Critically, Nikolić made this observation while noting that Bitcoin had experienced approximately a 46% drawdown from its peak and spent several months in price decline. The inflows did not stop during the 46% drawdown. They slowed, they reversed during the five-week $3.8 billion outflow period, and they have now resumed. The institutional demand for Bitcoin ETF products has proven more durable through a 46% price decline than gold ETF demand proved through equivalent drawdowns in gold's history.

What the Inflow Pattern Says About BTC-USD at $67,000 and the IBIT Setup Heading Into Next Week

The combination of two consecutive positive weeks totaling $1.36 billion in net inflows, back-to-back positive weeks for both Bitcoin and Ethereum ETF products simultaneously for the first time since early October 2025, and IBIT trading at $38.60 — 9.3% above its 52-week low — creates a specific setup for the week ahead. The positive flow data argues against aggressive short selling at current levels; institutional money that survived five weeks of outflows and $3.8 billion in redemptions is now being redeployed, which creates a demand floor that random retail selling cannot easily overwhelm.

The Wednesday CPI print is the near-term catalyst that will determine whether the inflow trend accelerates or reverses again. Core CPI consensus is 0.2% month-over-month, unchanged from prior readings. An undershoot would accelerate Fed rate cut pricing — June is currently at 53% probability — which would be bullish for risk assets including Bitcoin and likely push IBIT back toward the $40 to $41 range where it traded before Friday's selloff. An overshoot would extend the rate cut timeline and potentially reverse the nascent inflow trend, recreating the conditions that produced the five-week $3.8 billion redemption cycle.
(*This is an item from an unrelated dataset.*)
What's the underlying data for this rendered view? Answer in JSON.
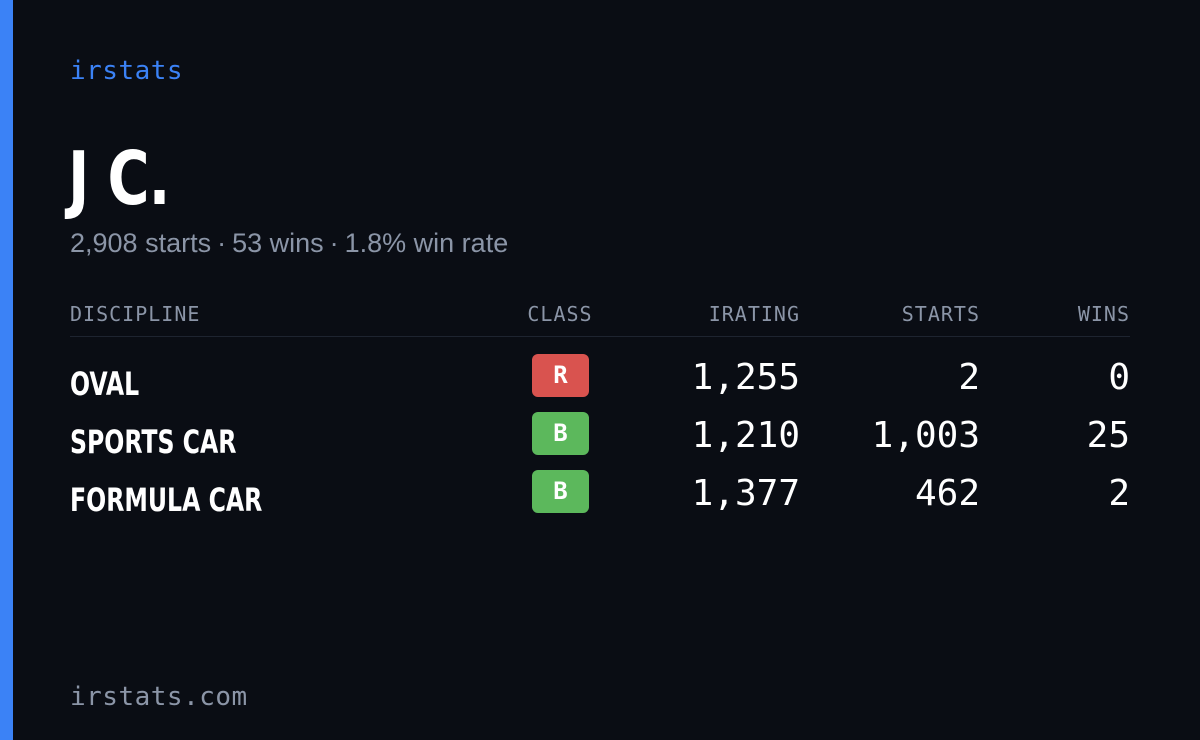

The NFP print of -92,000 — 147,000 below the already-pessimistic consensus of +55,000 — already added 9 basis points to 2026 rate cut pricing after the release. That incremental dovish repricing is the tail that Bitcoin is riding right now. BTC-USD below $67,000 with ETF flows turning positive creates a setup where the price is lagging the institutional signal, which is typically a leading indicator of eventual price recovery rather than continued decline.

BTC-USD and IBIT Verdict: Accumulate on Weakness With IBIT — The Flow Data Is a Buy Signal That Price Has Not Confirmed Yet

IBIT (NASDAQ:IBIT) at $38.60 is an accumulate on weakness with a defined risk level at the $35.30 year low. The flow data — $568.45 million in weekly inflows, $87.07 billion in total net assets, two consecutive positive weeks ending a five-month drought, $1.15 billion in three-day buying waves by institutional allocators — represents the most credible buy signal available in the Bitcoin market right now. Institutional capital returning to ETF products during a 46% price drawdown is not panic — it is deliberate positioning at discount levels by managers who have 15-year gold ETF accumulation paces as their benchmark for what Bitcoin ETF adoption looks like at scale.

The risk is that the late-week reversal pattern — $576.66 million in Thursday-Friday redemptions following $1.15 billion in Monday-Wednesday buying — persists and ultimately tips the weekly balance negative again if macro conditions deteriorate. Oil at $90 per barrel, a -92,000 NFP print, and Iran war uncertainty are all live threats to continued inflow momentum. If Wednesday's CPI comes in hot, the rate cut timeline extends, IBIT could retest the $35.30 year low, and the two-week inflow streak would likely break.

The base case is that BTC-USD stabilizes above $65,000, CPI cooperates with a 0.2% or lower core reading, and the inflow trend extends into a third consecutive positive week — which would be the strongest signal yet that the five-month institutional withdrawal cycle has definitively ended. At $38.60 with the year low at $35.30, the downside is 8.5% to the defined risk level. The upside toward $50, which would represent IBIT recovering approximately half of its drawdown from $71.82, is 29.5%. That asymmetry, combined with the institutional flow confirmation, makes IBIT at current levels the most clearly defined risk-reward setup in the crypto ETF space heading into the week of March 10.